There are limited studies addressing the usefulness of other inflammatory ratios including monocyte–lymphocyte ratio (MLR), platelet–lymphocyte ratio (PLR), and systemic immune-inflammation index (SII) in light of anemia. The fact that inflammatory ratios can be easily determined from routine blood work makes it a simple and inexpensive addition to the patient work-up. These inflammatory ratios have been examined in various pathological conditions such as chronic kidney disease, metabolic syndrome, cancer, and COVID19 infection [31,32,33,34,35]. It has recently been shown that when compared to other inflammatory ratios, SII was a more reliable predictor of surgical trauma in elderly patients with hip fractures [36]. More studies are needed to characterize patterns of CBC-derived inflammatory ratios in relation to chronic diseases such as anemia.

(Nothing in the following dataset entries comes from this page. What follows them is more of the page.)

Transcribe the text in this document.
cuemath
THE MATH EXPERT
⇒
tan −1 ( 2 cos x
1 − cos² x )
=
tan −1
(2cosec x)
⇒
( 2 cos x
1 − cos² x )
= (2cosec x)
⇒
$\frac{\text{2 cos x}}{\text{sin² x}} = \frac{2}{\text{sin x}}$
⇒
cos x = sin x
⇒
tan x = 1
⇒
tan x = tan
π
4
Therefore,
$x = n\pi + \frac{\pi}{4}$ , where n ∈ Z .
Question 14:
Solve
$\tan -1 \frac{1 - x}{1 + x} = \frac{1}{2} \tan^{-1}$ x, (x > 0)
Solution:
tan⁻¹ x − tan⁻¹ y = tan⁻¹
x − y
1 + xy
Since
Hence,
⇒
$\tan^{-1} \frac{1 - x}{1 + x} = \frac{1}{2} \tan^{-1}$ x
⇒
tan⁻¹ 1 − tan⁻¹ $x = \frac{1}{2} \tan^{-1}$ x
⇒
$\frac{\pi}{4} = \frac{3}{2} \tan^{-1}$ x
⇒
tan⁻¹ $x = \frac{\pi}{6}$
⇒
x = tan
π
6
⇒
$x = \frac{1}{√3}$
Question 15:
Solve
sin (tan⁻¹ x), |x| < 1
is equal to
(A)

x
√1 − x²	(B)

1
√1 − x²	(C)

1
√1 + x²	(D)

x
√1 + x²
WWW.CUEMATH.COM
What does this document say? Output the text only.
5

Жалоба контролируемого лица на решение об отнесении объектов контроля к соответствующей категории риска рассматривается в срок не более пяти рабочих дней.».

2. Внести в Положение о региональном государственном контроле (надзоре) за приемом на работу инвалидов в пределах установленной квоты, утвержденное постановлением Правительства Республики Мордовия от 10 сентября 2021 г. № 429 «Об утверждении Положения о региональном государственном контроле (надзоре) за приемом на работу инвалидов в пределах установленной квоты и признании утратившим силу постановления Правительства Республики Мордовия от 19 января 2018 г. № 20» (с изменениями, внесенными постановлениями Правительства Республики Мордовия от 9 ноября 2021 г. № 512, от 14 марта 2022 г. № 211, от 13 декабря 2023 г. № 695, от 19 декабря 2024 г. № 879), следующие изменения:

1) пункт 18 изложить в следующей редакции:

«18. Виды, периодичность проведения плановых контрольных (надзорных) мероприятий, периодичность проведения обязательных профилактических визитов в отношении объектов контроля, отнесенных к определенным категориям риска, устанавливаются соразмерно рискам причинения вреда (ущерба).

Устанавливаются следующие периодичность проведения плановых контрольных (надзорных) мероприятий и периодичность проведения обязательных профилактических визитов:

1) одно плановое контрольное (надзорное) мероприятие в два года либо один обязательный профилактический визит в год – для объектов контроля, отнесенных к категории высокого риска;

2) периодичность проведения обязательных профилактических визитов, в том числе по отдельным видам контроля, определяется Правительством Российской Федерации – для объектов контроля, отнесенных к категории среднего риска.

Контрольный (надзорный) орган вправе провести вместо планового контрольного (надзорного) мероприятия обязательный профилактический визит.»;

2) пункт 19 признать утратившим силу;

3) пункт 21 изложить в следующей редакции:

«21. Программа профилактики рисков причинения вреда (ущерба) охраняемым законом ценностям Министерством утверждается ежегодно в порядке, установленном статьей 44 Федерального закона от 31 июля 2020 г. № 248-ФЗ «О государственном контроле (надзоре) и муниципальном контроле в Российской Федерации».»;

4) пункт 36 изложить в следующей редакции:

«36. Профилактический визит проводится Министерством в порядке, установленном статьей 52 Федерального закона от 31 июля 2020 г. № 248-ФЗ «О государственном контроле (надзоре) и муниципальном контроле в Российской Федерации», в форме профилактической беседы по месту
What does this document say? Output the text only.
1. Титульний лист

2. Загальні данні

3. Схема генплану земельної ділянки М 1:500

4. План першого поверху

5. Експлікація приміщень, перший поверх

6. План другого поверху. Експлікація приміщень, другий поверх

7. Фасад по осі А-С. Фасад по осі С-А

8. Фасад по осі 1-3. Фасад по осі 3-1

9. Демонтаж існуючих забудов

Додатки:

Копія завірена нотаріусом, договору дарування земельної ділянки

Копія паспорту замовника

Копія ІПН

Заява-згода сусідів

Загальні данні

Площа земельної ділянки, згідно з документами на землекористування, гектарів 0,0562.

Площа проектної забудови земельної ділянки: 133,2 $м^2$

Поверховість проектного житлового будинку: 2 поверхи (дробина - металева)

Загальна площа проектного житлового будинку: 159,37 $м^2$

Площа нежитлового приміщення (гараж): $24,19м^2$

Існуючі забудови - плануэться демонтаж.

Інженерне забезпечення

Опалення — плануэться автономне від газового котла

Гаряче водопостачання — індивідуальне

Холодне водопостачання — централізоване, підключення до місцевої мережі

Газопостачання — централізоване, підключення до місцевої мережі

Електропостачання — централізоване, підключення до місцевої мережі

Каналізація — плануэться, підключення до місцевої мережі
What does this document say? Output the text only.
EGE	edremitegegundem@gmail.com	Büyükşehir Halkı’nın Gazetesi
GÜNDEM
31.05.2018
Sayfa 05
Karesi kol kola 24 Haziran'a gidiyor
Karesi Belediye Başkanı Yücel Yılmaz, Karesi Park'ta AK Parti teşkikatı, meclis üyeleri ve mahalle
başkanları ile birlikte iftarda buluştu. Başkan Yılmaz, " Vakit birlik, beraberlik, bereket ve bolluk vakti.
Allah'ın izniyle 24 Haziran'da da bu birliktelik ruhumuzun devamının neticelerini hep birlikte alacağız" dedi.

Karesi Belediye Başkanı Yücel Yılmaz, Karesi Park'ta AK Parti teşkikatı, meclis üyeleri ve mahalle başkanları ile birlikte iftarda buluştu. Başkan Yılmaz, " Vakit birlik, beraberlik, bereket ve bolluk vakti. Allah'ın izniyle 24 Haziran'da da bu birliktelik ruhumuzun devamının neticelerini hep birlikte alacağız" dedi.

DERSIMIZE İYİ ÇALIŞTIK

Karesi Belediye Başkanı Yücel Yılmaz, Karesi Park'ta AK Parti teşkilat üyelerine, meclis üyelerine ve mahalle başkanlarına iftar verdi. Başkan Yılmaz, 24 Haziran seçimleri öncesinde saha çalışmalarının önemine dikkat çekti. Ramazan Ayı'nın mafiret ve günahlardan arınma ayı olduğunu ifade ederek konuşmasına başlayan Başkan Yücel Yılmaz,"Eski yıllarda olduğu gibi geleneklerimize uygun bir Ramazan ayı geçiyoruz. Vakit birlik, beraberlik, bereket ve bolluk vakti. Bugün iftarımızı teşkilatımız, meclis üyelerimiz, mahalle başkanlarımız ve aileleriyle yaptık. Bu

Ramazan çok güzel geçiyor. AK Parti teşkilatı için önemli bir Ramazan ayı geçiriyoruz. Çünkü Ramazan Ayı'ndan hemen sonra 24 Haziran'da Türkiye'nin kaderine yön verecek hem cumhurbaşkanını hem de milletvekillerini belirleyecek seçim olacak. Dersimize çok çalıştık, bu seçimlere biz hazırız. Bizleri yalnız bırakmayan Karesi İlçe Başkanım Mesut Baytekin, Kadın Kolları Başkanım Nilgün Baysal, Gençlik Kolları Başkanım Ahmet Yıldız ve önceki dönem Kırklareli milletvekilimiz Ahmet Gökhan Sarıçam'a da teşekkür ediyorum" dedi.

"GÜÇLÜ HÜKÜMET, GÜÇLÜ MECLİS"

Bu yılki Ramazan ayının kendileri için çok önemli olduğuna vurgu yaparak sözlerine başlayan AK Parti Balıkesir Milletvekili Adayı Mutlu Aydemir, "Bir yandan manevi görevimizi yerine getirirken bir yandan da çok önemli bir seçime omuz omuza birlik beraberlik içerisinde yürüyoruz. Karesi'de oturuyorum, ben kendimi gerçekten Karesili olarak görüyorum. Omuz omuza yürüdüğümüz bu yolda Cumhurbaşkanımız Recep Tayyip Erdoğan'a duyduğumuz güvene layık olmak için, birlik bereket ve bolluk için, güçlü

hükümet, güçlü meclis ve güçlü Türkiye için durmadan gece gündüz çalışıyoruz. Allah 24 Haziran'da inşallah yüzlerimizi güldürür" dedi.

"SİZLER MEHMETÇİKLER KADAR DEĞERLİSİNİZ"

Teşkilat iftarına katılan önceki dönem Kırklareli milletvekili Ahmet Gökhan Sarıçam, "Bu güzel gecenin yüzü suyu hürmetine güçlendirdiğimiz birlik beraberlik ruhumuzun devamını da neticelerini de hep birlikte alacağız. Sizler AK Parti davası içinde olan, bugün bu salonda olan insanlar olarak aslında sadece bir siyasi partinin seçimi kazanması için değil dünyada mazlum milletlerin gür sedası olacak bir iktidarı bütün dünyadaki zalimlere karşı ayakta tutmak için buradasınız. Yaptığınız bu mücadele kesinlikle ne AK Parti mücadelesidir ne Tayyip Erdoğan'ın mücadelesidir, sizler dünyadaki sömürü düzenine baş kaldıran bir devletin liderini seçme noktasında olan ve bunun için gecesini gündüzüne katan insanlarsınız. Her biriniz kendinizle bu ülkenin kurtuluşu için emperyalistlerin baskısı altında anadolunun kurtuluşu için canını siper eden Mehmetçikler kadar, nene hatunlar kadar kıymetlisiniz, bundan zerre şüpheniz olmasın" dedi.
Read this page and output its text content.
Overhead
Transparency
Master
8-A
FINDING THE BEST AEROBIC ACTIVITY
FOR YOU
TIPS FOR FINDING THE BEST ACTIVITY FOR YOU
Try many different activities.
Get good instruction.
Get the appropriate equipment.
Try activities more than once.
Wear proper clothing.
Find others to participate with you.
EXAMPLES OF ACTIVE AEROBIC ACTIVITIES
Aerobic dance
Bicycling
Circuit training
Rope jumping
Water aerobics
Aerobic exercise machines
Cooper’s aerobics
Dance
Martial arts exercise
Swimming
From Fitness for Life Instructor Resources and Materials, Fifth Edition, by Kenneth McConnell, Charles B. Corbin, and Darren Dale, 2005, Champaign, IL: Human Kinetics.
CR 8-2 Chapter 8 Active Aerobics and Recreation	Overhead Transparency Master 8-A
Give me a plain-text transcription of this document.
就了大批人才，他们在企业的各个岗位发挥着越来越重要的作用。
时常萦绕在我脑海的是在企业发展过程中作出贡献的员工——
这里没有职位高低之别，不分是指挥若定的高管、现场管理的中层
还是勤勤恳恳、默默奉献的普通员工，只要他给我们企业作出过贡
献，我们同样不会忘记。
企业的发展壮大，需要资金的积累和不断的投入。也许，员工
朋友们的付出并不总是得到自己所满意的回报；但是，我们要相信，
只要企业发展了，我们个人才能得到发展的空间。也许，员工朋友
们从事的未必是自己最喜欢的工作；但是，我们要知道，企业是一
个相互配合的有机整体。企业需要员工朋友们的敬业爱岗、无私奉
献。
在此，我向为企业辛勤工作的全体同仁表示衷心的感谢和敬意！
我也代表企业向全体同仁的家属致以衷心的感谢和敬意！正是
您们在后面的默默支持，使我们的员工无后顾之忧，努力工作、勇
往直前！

The association of hypoxia and ischemia with anemia might trigger inflammatory cascades in leukocytes by increasing vascular reactivity to catecholamines [37]. Furthermore, iron has been shown in many studies to be crucial for the proliferation and maturation of immune cells, particularly lymphocytes, which is associated with the specific response to infection [38]. Although the exact mechanism is not well defined, hepcidin has been proposed as a link between iron availability and immune response [39]. Hepcidin expression is upregulated by inflammation and it has also been shown that interleukin-6 enhances the hepatic synthesis of hepcidin, which regulates iron recycling, leading to the development of anemia due to hypoferremia [40].

Our study is not without limitations. First, the causality between NLR and anemia could not be established. Second, data on potential confounding variables, such as body mass index, physical activity, and smoking, are lacking. Nevertheless, our study has numerous advantages, most notably the very large sample size and efficient data collection. Further prospective studies are needed in order to examine the association and causality between inflammation and anemia.

5. Conclusions

In conclusion, our study demonstrated that elevated NLR is consistently observed in anemic subjects and carries a greater risk for anemia. These findings reflect the roles of neutrophils and lymphocytes in the constitutive inflammatory process. Due to its simplicity, NLR should be used more frequently in the routine clinical assessment of anemia. However, since NLR lacks sensitivity, further research is certainly required to assess its effectiveness in predicting the risk of anemia.